Usually, at work I am what is known as a “white cloud.”  Whenever a white cloud is at work, it means that usually nothing horrible is going to happen.  Seriously, we have this whole checklist we have to complete when we’re orienting, and a series of tasks we need to complete before they let us go on our own, but we have a limited time to complete it.  When it was almost time for me to finish my orientation, I still had not had the tasks related to a “code”.  One of the people who was orienting me actually hoped we’d get a code one day so we could sign off on my list.*  Of course, nothing happened.

It’s not like I haven’t seen any codes.  But the outcomes of the ones that happen while I am working are usually good.  And we’ve had a few people come in DOA.  But a code has never been “called” while I’ve been at work.  Even this past Friday, we were able to revive a patient who had “gone unresponsive” while being driven to the hospital by a family member.  (This is why we tell people that if you are having chest pains or shortness of breath always call an ambulance.  Always. The average person in this situation will become so panicked and not know what to do:  at best you’d pull over and call 911 and probably not be able to tell them where you are; at worst, you will panic so badly you might cause an accident on the way to the hospital.  Besides, at least in our area, medics go out on ambulance calls when required and can administer medications and treatments that could be life-saving.  Trust me, don’t try to be a hero.)

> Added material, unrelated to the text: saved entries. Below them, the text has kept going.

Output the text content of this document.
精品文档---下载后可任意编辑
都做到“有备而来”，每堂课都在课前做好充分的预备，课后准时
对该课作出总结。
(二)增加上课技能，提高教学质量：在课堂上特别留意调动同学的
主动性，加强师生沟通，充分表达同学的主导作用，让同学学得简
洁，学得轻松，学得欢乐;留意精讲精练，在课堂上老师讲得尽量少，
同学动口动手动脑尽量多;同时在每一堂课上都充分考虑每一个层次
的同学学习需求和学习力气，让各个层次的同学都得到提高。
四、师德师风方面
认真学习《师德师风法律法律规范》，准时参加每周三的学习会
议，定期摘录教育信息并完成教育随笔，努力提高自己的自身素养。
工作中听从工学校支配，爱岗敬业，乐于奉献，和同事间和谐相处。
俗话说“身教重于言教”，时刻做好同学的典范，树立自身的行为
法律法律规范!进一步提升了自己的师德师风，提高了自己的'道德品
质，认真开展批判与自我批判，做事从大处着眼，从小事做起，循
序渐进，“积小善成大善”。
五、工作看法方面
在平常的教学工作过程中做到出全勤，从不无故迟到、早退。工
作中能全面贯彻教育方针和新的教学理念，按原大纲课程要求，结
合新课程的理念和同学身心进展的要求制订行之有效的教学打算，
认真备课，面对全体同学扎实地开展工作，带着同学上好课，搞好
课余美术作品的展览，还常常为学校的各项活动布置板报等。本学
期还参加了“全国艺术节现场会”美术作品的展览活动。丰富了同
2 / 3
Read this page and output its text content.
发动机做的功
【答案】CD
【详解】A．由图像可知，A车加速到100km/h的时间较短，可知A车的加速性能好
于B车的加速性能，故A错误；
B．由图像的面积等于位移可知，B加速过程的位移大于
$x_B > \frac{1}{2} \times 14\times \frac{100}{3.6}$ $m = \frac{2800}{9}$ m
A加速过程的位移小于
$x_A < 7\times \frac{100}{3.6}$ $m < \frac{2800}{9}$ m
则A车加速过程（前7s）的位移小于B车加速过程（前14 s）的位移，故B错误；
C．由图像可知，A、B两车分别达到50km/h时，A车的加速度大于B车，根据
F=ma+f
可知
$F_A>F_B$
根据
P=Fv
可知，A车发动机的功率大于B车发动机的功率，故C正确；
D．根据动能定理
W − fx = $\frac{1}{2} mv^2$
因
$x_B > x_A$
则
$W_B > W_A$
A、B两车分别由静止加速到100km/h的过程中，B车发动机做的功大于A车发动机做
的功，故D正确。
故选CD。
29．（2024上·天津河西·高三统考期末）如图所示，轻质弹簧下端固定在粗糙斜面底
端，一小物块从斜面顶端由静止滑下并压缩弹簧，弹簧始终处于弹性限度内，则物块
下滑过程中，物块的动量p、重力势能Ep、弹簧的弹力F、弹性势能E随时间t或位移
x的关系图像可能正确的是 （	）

So today, for the first time in over two years, I had my first patient who was actually declared dead in the ER.  The patient was a (young adult) child of one the nurses that works in our ER.  It was so terrible, I can’t really even put it into words.  All of us were crying as we heard this family’s anguished cries from behind the closed doors.  (In the drafts of this post that live in my brain, I go into more details about the child, and how the child died.  I’ve revised the story into this short version, mostly for reasons of privacy.  One thing I will say, however, is that the death was accidental and not related to drugs or alcohol in any way.)

It was a hard day and I could not wait to leave for the day.  I feel so badly for the nurse to whom this happened, a person who never complains about anything and cares so much about many people.  There really is no way to put a value on an individual’s life, and I suppose the most diplomatic way of saying what I want to say is like this:  we see so many people who value their own lives far less than this person and family valued the life of this child.  People who come in after their third, fourth, or “so many we’ve lost count” accidental and intentional overdoses, we “bring them back” only to see them in a few weeks for another round of the same.  It just doesn’t seem fair that this child and family could not have been given another chance, too.

That’s all I can think or write about for today.

*Hoped for a code so I could sign off on the items on my checklist.  Not actually hoping for someone to get that sick.